Greens MP for Newtown Jenny Leong said:

“The evidence is in: the drug dogs program doesn’t work. The NSW police have better things to do than wrongly humiliating thousands of mainly young and marginalised people.

“If you are at Redfern Station, you are 6.5 times more likely to be searched than at Central Station.

“But Redfern has the highest false-positive rate of any Local Area Command. This isn’t evidence-based policing. So what’s it about?

“Drug policy and policing needs to be evidence-based and focussed on protecting the needs of the community. This means a harm minimisation approach to drugs, not abusing people’s rights,” Ms Leong said.

Greens MP and Justice Spokesperson David Shoebridge said:

“When a police drug dog indicates somebody possesses drugs, the fact is they are getting it wrong between two thirds and three quarters of the time.

“Despite drug dogs being wrong most of the time, thousands of people on public transport, at bars and festivals are subjected to humiliating public searches each year.

“Even when police do find drugs, it is usually a small amount for personal consumption. Only 2% of searches result in a supply conviction.

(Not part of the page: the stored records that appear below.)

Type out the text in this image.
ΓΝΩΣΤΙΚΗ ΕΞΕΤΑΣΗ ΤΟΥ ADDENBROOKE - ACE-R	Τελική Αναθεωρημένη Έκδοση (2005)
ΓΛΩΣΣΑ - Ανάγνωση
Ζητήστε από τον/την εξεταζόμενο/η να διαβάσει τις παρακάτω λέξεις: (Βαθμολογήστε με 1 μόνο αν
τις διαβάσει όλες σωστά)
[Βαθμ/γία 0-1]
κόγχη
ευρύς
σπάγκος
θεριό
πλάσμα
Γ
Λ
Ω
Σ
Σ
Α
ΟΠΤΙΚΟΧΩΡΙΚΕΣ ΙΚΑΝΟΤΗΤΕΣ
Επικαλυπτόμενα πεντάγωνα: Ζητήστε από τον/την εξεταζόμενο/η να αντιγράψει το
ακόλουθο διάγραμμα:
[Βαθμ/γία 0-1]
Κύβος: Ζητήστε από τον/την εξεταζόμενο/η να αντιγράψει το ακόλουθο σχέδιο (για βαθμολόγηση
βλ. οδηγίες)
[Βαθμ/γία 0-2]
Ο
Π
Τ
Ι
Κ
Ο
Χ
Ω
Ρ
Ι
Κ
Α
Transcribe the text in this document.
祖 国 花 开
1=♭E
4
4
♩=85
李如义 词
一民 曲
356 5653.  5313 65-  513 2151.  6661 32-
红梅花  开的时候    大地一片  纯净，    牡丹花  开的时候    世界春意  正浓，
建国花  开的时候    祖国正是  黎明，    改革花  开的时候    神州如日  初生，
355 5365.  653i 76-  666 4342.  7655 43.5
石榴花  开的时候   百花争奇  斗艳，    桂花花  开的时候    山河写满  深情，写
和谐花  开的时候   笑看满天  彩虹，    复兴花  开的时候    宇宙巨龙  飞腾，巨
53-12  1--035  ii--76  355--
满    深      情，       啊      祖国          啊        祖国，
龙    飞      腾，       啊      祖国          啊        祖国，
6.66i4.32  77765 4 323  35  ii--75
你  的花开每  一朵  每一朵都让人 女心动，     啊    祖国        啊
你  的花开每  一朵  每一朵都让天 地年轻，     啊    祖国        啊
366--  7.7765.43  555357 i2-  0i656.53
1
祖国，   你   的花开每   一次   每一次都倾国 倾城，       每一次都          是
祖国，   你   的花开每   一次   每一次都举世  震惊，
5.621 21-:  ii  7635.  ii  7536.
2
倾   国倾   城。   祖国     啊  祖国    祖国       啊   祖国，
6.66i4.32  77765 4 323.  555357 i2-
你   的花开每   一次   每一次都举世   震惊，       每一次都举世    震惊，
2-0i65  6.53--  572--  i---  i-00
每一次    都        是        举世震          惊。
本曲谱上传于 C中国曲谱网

“The drug dog regime does not target high-level drug dealers or suppliers. It targets young people, the poor and Aboriginal communities,” Mr Shoebridge said.

Paul Mac, musician, said:

“I think the use of sniffer dogs is an invasion of personal liberties. Nobody should be expected to undergo a strip search in order to enter a dance party or a music festival.

“Sniffer dogs are an aggressive way for the police force to talk to the public about drug use, of any kind.

“So many police resources are wasted enforcing this policy which could be spent out on the street preventing violent crimes,” Paul Mac said.